Exposition. Mémoire des formes, une plongée dans le quotidien des jeunes de Mayotte

L'exposition Mémoire des formes se tient du 5 au 12 janvier au 35-37 rue des Francs-Bourgeois, à Paris.
L'association Sadaka présente le résultat de plusieurs semaines de travail à Mayotte, où des artistes ont travaillé avec des jeunes déscolarisés et isolés. Si la démarche vise à changer le regard de ces jeunes sur eux-mêmes, l'exposition cherche aussi à offrir une autre image de l'île.

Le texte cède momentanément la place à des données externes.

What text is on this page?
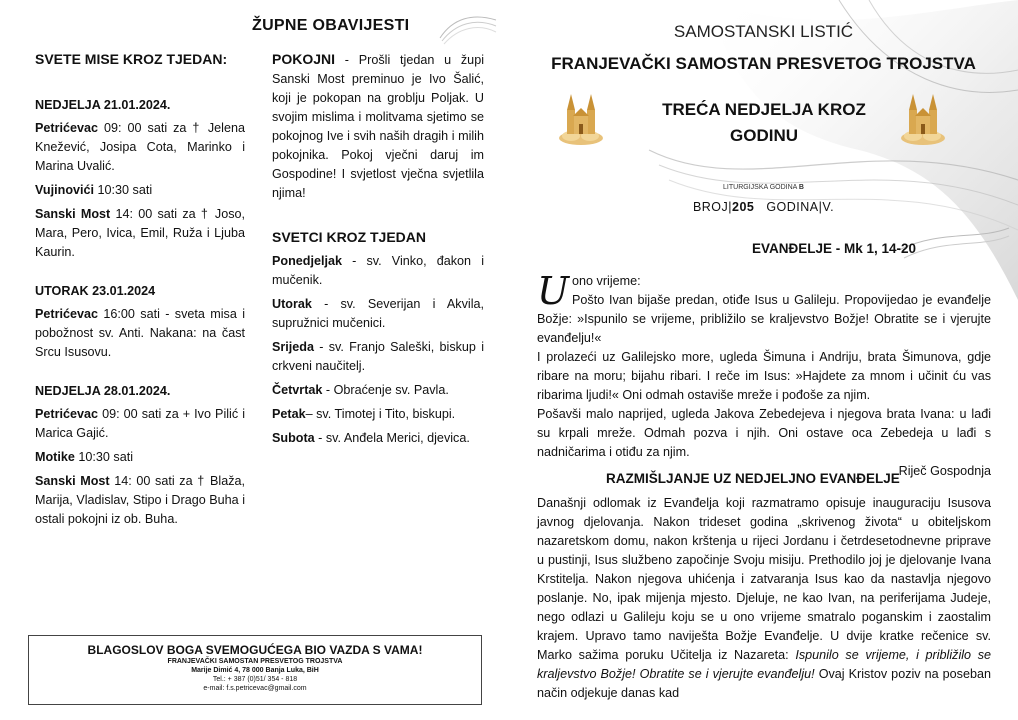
ŽUPNE OBAVIJESTI
SVETE MISE KROZ TJEDAN:
NEDJELJA 21.01.2024.
Petrićevac 09: 00 sati za † Jelena Knežević, Josipa Cota, Marinko i Marina Uvalić.
Vujinovići 10:30 sati
Sanski Most 14: 00 sati za † Joso, Mara, Pero, Ivica, Emil, Ruža i Ljuba Kaurin.
UTORAK 23.01.2024
Petrićevac 16:00 sati - sveta misa i pobožnost sv. Anti. Nakana: na čast Srcu Isusovu.
NEDJELJA 28.01.2024.
Petrićevac 09: 00 sati za + Ivo Pilić i Marica Gajić.
Motike 10:30 sati
Sanski Most 14: 00 sati za † Blaža, Marija, Vladislav, Stipo i Drago Buha i ostali pokojni iz ob. Buha.
POKOJNI - Prošli tjedan u župi Sanski Most preminuo je Ivo Šalić, koji je pokopan na groblju Poljak. U svojim mislima i molitvama sjetimo se pokojnog Ive i svih naših dragih i milih pokojnika. Pokoj vječni daruj im Gospodine! I svjetlost vječna svjetlila njima!
SVETCI KROZ TJEDAN
Ponedjeljak - sv. Vinko, đakon i mučenik.
Utorak - sv. Severijan i Akvila, supružnici mučenici.
Srijeda - sv. Franjo Saleški, biskup i crkveni naučitelj.
Četvrtak - Obraćenje sv. Pavla.
Petak– sv. Timotej i Tito, biskupi.
Subota - sv. Anđela Merici, djevica.
BLAGOSLOV BOGA SVEMOGUĆEGA BIO VAZDA S VAMA!
FRANJEVAČKI SAMOSTAN PRESVETOG TROJSTVA
Marije Dimić 4, 78 000 Banja Luka, BiH
Tel.: + 387 (0)51/ 354 - 818
e-mail: f.s.petricevac@gmail.com
SAMOSTANSKI LISTIĆ
FRANJEVAČKI SAMOSTAN PRESVETOG TROJSTVA
TREĆA NEDJELJA KROZ
GODINU
LITURGIJSKA GODINA B
BROJ|205 GODINA|V.
EVANĐELJE - Mk 1, 14-20
U ono vrijeme:
Pošto Ivan bijaše predan, otiđe Isus u Galileju. Propovijedao je evanđelje Božje: »Ispunilo se vrijeme, približilo se kraljevstvo Božje! Obratite se i vjerujte evanđelju!«
I prolazeći uz Galilejsko more, ugleda Šimuna i Andriju, brata Šimunova, gdje ribare na moru; bijahu ribari. I reče im Isus: »Hajdete za mnom i učinit ću vas ribarima ljudi!« Oni odmah ostaviše mreže i pođoše za njim.
Pošavši malo naprijed, ugleda Jakova Zebedejeva i njegova brata Ivana: u lađi su krpali mreže. Odmah pozva i njih. Oni ostave oca Zebedeja u lađi s nadničarima i otiđu za njim.
Riječ Gospodnja
RAZMIŠLJANJE UZ NEDJELJNO EVANĐELJE
Današnji odlomak iz Evanđelja koji razmatramo opisuje inauguraciju Isusova javnog djelovanja. Nakon trideset godina „skrivenog života“ u obiteljskom nazaretskom domu, nakon krštenja u rijeci Jordanu i četrdesetodnevne priprave u pustinji, Isus službeno započinje Svoju misiju. Prethodilo joj je djelovanje Ivana Krstitelja. Nakon njegova uhićenja i zatvaranja Isus kao da nastavlja njegovo poslanje. No, ipak mijenja mjesto. Djeluje, ne kao Ivan, na periferijama Judeje, nego odlazi u Galileju koju se u ono vrijeme smatralo poganskim i zaostalim krajem. Upravo tamo naviješta Božje Evanđelje. U dvije kratke rečenice sv. Marko sažima poruku Učitelja iz Nazareta: Ispunilo se vrijeme, i približilo se kraljevstvo Božje! Obratite se i vjerujte evanđelju! Ovaj Kristov poziv na poseban način odjekuje danas kad
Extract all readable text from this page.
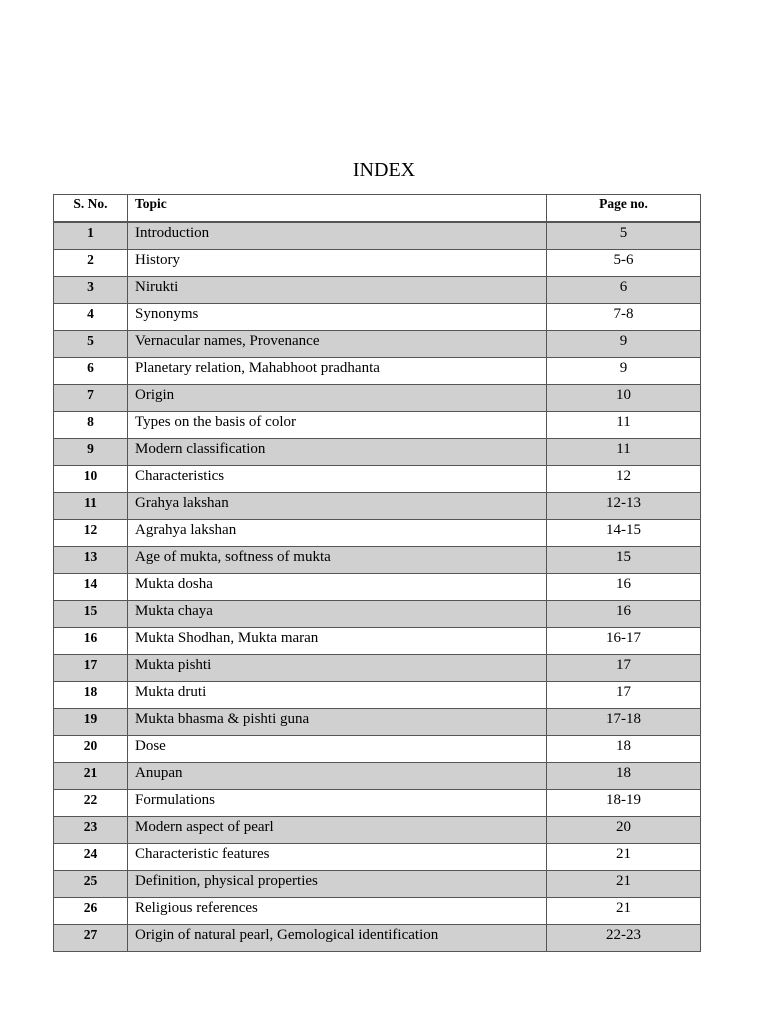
INDEX
S. No.	Topic	Page no.
1	Introduction	5
2	History	5-6
3	Nirukti	6
4	Synonyms	7-8
5	Vernacular names, Provenance	9
6	Planetary relation, Mahabhoot pradhanta	9
7	Origin	10
8	Types on the basis of color	11
9	Modern classification	11
10	Characteristics	12
11	Grahya lakshan	12-13
12	Agrahya lakshan	14-15
13	Age of mukta, softness of mukta	15
14	Mukta dosha	16
15	Mukta chaya	16
16	Mukta Shodhan, Mukta maran	16-17
17	Mukta pishti	17
18	Mukta druti	17
19	Mukta bhasma & pishti guna	17-18
20	Dose	18
21	Anupan	18
22	Formulations	18-19
23	Modern aspect of pearl	20
24	Characteristic features	21
25	Definition, physical properties	21
26	Religious references	21
27	Origin of natural pearl, Gemological identification	22-23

Une quinzaine de personnes s’affairent dans un va-et-vient incessant de panneaux qu’on déplace et de photos qu’on accroche aux murs. Les membres de l'association Sadaka terminent l'installation de l'exposition Mémoire des formes, visible jusqu'au 12 janvier au 35-37 rue des Francs-Bourgeois, à Paris.

L'exposition restitue le travail réalisé en janvier et février dernier à Mayotte par Julia Daka, Émile Kirsch, Marvin Bonheur et Kevin Dizam. Elle nous plonge dans le quotidien de jeunes mahorais déscolarisés et isolés. Les artistes ont organisé des ateliers avec plus de 120 jeunes, âgés de 6 à 21 ans, pour leur offrir de nouvelles perspectives et pour changer leur regard sur eux même et sur leur territoire.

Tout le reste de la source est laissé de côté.